Perangi Obesitas, London Larang Iklan Junk Food di 2019

Rosmha Widiyani - detikHealth
Ilutrasi obesitas yang jadi masalah di Inggris. Foto: thinkstock Ilutrasi obesitas yang jadi masalah di Inggris. Foto: thinkstock
Jakarta - Pemerintah kota London melarang iklan junk food di seluruh sarana transportasi di wilayah tersebut. Aturan yang diterapkan mulai 25 Februari 2019 juga diterapkan pada tempat pemberhentian angkutan umum, misal terminal dan stasiun.

Dikutip dari Daily Mail, Walikota London Sadiq Khan menginisiasi aturan ini membangun masyarakat yang lebih sehat. Penyedia junk food bahkan tidak boleh memunculkan logonya pada papan iklan di seluruh layanan transportasi London.

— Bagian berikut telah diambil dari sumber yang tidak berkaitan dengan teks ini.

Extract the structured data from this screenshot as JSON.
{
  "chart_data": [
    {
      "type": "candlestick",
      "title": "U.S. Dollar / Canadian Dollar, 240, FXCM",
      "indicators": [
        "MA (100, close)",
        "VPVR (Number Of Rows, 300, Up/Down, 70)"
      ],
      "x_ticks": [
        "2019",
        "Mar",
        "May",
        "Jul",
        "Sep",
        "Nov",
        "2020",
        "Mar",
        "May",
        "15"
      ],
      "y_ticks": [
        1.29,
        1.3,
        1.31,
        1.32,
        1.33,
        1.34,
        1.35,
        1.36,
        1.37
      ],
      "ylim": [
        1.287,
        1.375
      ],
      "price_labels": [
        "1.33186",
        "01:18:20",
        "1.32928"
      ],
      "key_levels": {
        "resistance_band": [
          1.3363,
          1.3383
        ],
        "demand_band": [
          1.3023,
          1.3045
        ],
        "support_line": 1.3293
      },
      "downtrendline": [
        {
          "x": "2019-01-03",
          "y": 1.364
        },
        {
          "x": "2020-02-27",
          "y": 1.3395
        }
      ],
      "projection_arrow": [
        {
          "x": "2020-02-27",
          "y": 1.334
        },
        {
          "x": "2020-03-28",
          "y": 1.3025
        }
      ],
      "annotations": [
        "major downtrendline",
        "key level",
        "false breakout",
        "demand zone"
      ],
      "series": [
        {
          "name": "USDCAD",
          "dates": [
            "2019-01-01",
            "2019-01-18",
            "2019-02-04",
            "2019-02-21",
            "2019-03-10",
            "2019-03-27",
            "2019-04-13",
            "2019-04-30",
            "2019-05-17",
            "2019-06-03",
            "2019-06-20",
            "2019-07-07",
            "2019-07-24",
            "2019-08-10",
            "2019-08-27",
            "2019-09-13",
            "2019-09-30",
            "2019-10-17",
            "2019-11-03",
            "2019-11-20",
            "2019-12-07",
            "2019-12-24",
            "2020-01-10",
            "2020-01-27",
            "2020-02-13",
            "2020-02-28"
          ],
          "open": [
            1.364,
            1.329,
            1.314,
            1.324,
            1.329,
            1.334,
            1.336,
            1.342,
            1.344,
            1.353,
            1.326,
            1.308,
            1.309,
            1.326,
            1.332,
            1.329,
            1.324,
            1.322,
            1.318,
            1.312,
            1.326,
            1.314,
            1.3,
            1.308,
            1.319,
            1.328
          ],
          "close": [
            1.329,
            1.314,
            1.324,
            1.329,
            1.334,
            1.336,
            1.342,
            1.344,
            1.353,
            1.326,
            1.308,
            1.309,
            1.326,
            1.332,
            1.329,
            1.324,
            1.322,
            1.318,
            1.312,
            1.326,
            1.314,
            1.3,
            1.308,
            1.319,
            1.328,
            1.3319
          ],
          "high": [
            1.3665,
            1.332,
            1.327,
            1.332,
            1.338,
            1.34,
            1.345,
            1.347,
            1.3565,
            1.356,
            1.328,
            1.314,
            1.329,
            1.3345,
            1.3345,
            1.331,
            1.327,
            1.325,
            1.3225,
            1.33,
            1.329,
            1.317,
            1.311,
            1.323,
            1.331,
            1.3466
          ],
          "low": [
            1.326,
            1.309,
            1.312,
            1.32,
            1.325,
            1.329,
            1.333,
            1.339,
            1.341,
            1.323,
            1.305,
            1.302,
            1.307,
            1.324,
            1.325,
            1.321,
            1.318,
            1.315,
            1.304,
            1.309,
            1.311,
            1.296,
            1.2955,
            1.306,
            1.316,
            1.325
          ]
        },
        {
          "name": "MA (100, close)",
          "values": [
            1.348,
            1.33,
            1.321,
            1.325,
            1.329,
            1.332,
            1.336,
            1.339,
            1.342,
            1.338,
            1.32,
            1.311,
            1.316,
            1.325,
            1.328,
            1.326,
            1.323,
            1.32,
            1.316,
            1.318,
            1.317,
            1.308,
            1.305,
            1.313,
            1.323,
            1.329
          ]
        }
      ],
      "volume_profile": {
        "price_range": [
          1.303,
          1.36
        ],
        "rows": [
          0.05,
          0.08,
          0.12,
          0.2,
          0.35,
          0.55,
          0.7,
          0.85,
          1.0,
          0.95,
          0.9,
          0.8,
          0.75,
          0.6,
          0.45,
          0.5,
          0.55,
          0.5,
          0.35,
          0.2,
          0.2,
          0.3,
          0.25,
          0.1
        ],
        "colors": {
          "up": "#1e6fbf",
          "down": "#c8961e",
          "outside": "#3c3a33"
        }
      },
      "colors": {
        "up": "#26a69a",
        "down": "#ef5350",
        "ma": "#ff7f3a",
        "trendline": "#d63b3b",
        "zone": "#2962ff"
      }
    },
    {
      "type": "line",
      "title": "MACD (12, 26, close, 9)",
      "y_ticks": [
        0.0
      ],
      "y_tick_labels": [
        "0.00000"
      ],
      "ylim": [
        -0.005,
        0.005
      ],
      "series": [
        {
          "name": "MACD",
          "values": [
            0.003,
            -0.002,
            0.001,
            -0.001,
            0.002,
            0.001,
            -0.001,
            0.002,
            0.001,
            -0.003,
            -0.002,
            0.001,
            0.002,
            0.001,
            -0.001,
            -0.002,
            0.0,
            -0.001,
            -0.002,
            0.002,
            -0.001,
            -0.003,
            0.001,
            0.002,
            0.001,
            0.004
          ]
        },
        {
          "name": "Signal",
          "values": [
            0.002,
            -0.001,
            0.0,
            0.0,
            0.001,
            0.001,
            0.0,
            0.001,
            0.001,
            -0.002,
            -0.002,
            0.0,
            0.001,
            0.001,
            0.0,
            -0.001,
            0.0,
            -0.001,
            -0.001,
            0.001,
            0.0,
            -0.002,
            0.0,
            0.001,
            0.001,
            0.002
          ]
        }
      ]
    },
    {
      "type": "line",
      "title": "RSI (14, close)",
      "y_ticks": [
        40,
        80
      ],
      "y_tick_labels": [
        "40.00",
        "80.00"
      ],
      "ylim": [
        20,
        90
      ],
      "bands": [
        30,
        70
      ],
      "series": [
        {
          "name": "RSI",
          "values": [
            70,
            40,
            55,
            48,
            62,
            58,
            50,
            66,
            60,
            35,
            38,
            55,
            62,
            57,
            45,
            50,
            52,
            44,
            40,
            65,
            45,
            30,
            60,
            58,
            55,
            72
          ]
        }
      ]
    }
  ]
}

Namun, pengusaha junk food masih boleh mengiklankan menunya yang lebih sehat. Misal salad sayur, buah, minuman bebas pemanis buatan, dan camilan yang tak diberi tambahan garam. Hal serupa bisa diterapkan pada menu produksi penyedia junk food yang rendah lemak, gula, dan garam.


Langkah Khan menciptakan pro dan kontra di kalangan pemerintah dan pengusaha junk food. Chief Medical Officer for England Dame Sally Davies menyatakan dukungannya pada langkah Khan. Menurut Davies, jumlah anak yang menderita obesitas di Inggris sudah sangat mengkhawatirkan. Inggris perlu langkah nyata untuk menghentikan peningkatan kasus obesitas, seperti yang dilakukan Khan.

Namun, kepala organisasi perdagangan Outsmart Justin Cochrane menyayangkan langkah Khan. Menurutnya London tak perlu mengambil langkah ekstrim dengan membatasi iklan. Pemerintah bisa bekerja sama dengan pengusaha untuk menyosialisasikan pola makan sehat pada masyarakat.